LE MODÈLE WESTMINSTÉRIEN ET LA RÉALITÉ MAURICIENNE : La dévalorisation du poste de leader de l’Opposition…

DR PARVEZ DOOKHY

- Publicité -

Constitutionnaliste

Cofondateur du Ralliement Citoyen pour la Patrie

DR PARVÈZ DOOKHY
Cofondateur du Ralliement Citoyen pour la Patrie

1968 : Nous héritons d’un système parlementaire d’inspiration westminstérienne. Face au Gouvernement, à la majorité, l’Opposition, au sein du Parlement, est dirigée par un Leader, désigné par la Cheffe de l’État, la Reine Élisabeth. Comme son homologue britannique, il a le statut de « Her Majesty’s Leader of the Opposition ».

Dans l’esprit westminstérien, le Chef de l’Opposition est avant tout le Premier ministre alternatif, celui que le Peuple pourrait, par le jeu électoral, choisir pour conduire à sa destinée. À ce titre, il jouit des privilèges : notamment celui d’adresser des questions directes et de débattre dans la foulée avec le Premier ministre. Ce dernier, lui, dans un système parlementaire est responsable devant le Parlement. C’est le Parlement qui peut le renverser, conduisant ainsi à sa démission ou révocation.

Chez nous, hélas, comme beaucoup de nos institutions, la fonction de Leader de l’Opposition a vite été dévalorisée. Les raisons en sont multiples et se conjuguent.

1991-92 : En abolissant la monarchie, le Leader de l’Opposition a perdu, de facto, son titre de « Her Majesty’s Leader of the Opposition ». Il ne pouvait pas être The President’s Leader of the Opposition. C’est juste incongru. Le cordon ombilical avec le Chef de l’État magistère moral est coupé.

2014 : Si Paul Bérenger, celui qui probablement a été le plus longtemps titulaire du poste de Chef de l’Opposition, a incarné une opposition souvent farouche, acerbe, il a été celui qui a le plus trahi tant l’essence que les missions du poste en négociant, ouvertement, un accord électoral avec le Premier ministre d’alors et en acceptant des suspensions injustifiées et prolongées du parlement.

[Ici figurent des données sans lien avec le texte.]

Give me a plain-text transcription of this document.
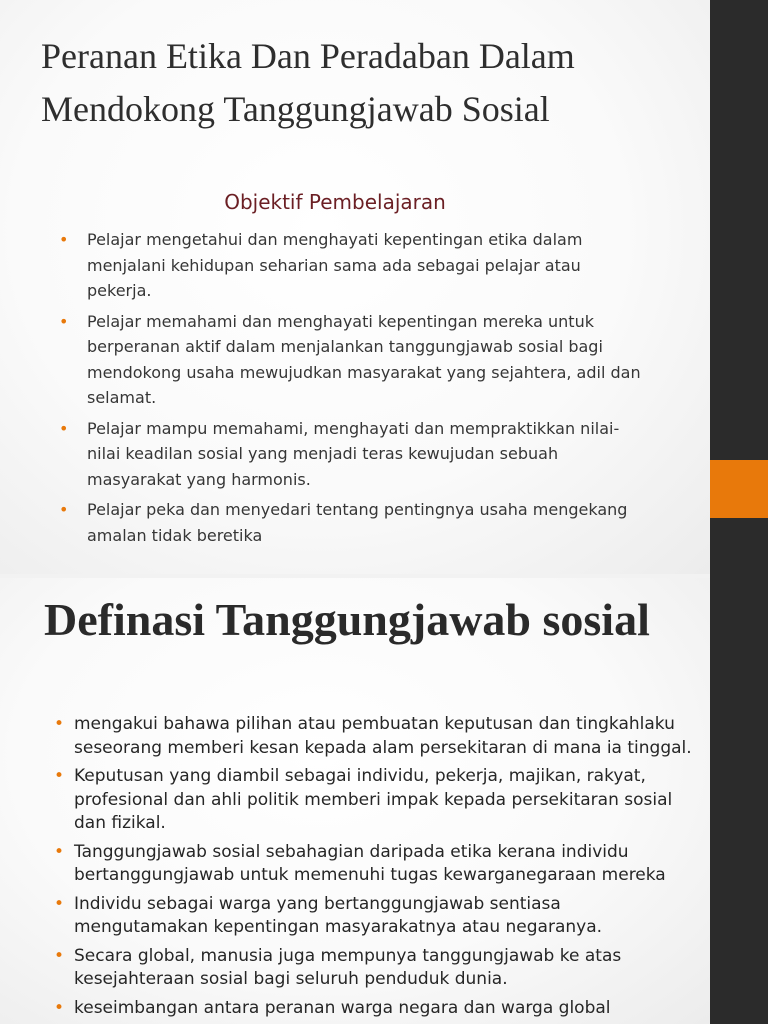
Peranan Etika Dan Peradaban Dalam Mendokong Tanggungjawab Sosial
Objektif Pembelajaran
• Pelajar mengetahui dan menghayati kepentingan etika dalam menjalani kehidupan seharian sama ada sebagai pelajar atau pekerja.
• Pelajar memahami dan menghayati kepentingan mereka untuk berperanan aktif dalam menjalankan tanggungjawab sosial bagi mendokong usaha mewujudkan masyarakat yang sejahtera, adil dan selamat.
• Pelajar mampu memahami, menghayati dan mempraktikkan nilai-nilai keadilan sosial yang menjadi teras kewujudan sebuah masyarakat yang harmonis.
• Pelajar peka dan menyedari tentang pentingnya usaha mengekang amalan tidak beretika
Definasi Tanggungjawab sosial
• mengakui bahawa pilihan atau pembuatan keputusan dan tingkahlaku seseorang memberi kesan kepada alam persekitaran di mana ia tinggal.
• Keputusan yang diambil sebagai individu, pekerja, majikan, rakyat, profesional dan ahli politik memberi impak kepada persekitaran sosial dan fizikal.
• Tanggungjawab sosial sebahagian daripada etika kerana individu bertanggungjawab untuk memenuhi tugas kewarganegaraan mereka
• Individu sebagai warga yang bertanggungjawab sentiasa mengutamakan kepentingan masyarakatnya atau negaranya.
• Secara global, manusia juga mempunya tanggungjawab ke atas kesejahteraan sosial bagi seluruh penduduk dunia.
• keseimbangan antara peranan warga negara dan warga global
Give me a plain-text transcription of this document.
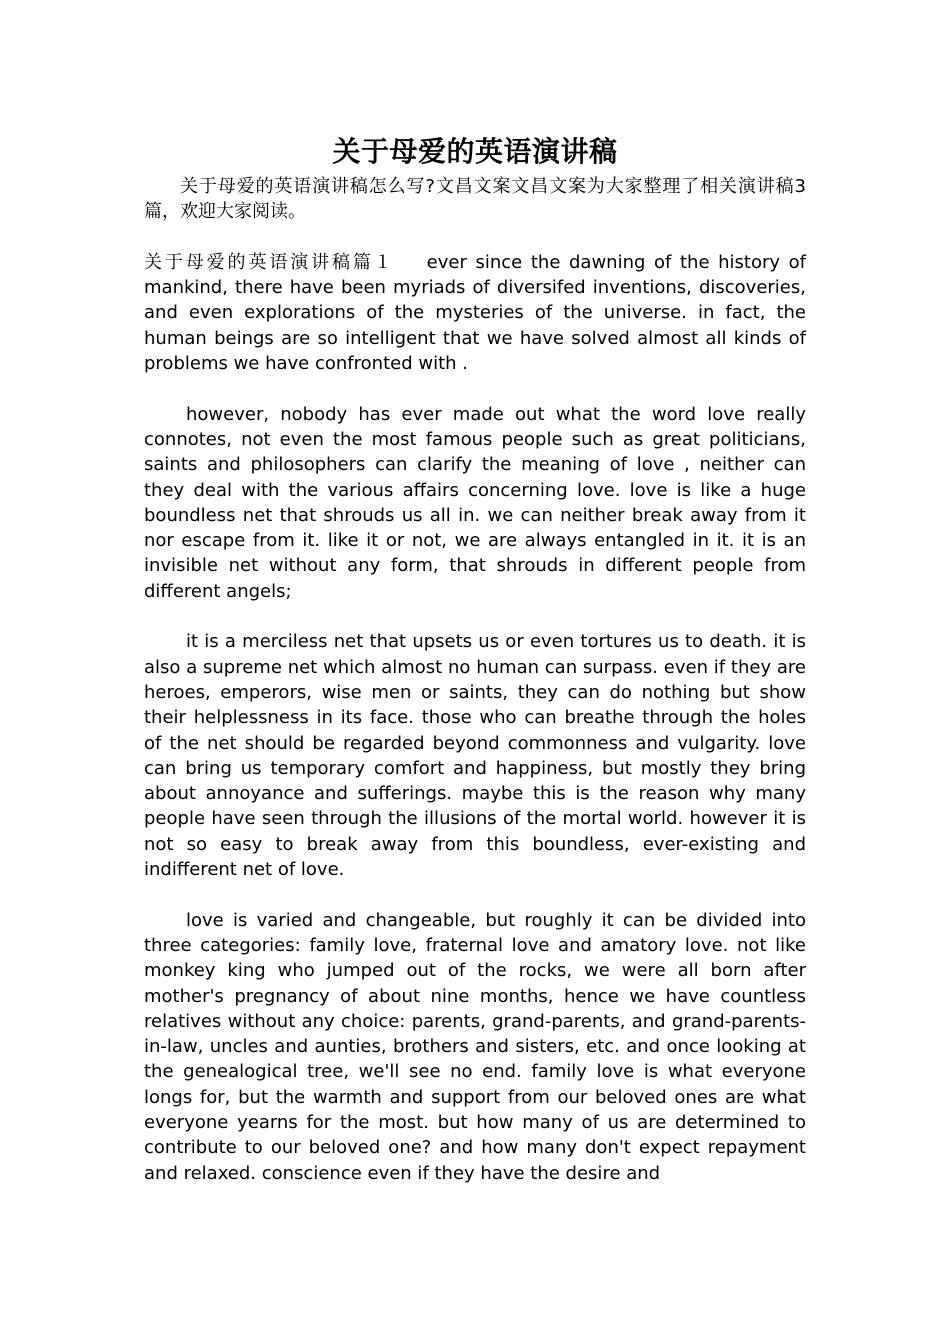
关于母爱的英语演讲稿

关于母爱的英语演讲稿怎么写?文昌文案文昌文案为大家整理了相关演讲稿3篇，欢迎大家阅读。

关于母爱的英语演讲稿篇１ ever since the dawning of the history of mankind, there have been myriads of diversifed inventions, discoveries, and even explorations of the mysteries of the universe. in fact, the human beings are so intelligent that we have solved almost all kinds of problems we have confronted with .

however, nobody has ever made out what the word love really connotes, not even the most famous people such as great politicians, saints and philosophers can clarify the meaning of love , neither can they deal with the various affairs concerning love. love is like a huge boundless net that shrouds us all in. we can neither break away from it nor escape from it. like it or not, we are always entangled in it. it is an invisible net without any form, that shrouds in different people from different angels;

it is a merciless net that upsets us or even tortures us to death. it is also a supreme net which almost no human can surpass. even if they are heroes, emperors, wise men or saints, they can do nothing but show their helplessness in its face. those who can breathe through the holes of the net should be regarded beyond commonness and vulgarity. love can bring us temporary comfort and happiness, but mostly they bring about annoyance and sufferings. maybe this is the reason why many people have seen through the illusions of the mortal world. however it is not so easy to break away from this boundless, ever-existing and indifferent net of love.

love is varied and changeable, but roughly it can be divided into three categories: family love, fraternal love and amatory love. not like monkey king who jumped out of the rocks, we were all born after mother's pregnancy of about nine months, hence we have countless relatives without any choice: parents, grand-parents, and grand-parents-in-law, uncles and aunties, brothers and sisters, etc. and once looking at the genealogical tree, we'll see no end. family love is what everyone longs for, but the warmth and support from our beloved ones are what everyone yearns for the most. but how many of us are determined to contribute to our beloved one? and how many don't expect repayment and relaxed. conscience even if they have the desire and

Souvent, comme tel est malheureusement le cas actuellement, le Leader de l’Opposition, par l’effacement du bipartisme au profit du pluripartisme et l’absence de toute démocratie interne aux partis représentés au Parlement, n’incarne plus le Premier ministre fantôme (Shadow Prime Minister). Le Chef du parti majoritaire au sein du groupe de l’opposition n’étant pas élu, le poste de Leader de l’Opposition est assumé par un simple élu du parti. L’actuel Leader de l’Opposition, Arvin Boolell, comme d’autres de ses prédécesseurs, semble avoir renoncé à se présenter comme le Premier ministre alternatif, n’ayant pas la mainmise sur l’appareil de son propre parti. Ce qui enlève à sa fonction une part importante de son prestige et autorité.

2020 : Les expulsions et suspensions actuelles à répétition du Leader de l’Opposition, sans que l’intéressé ne réagisse à la hauteur de l’enjeu, démontrent à quel point cette fonction est banalisée.

Le fonctionnement du Leadership de l’Opposition parlementaire est perverti. L’Opposition étant elle-même éclatée, du fait qu’une part non négligeable est extraparlementaire, il y a peut-être lieu d’instituer des présidents de groupes au sein de l’opposition dès lors qu’un parti peut revendiquer 5, 7 ou 10 élus au sein même de l’opposition. Concrètement, il n’y a plus un leader de l’Opposition mais chaque groupe au sein de l’opposition peut avoir un président de groupe qui hériterait et partagerait le droit d’adresser des questions directes au Premier ministre.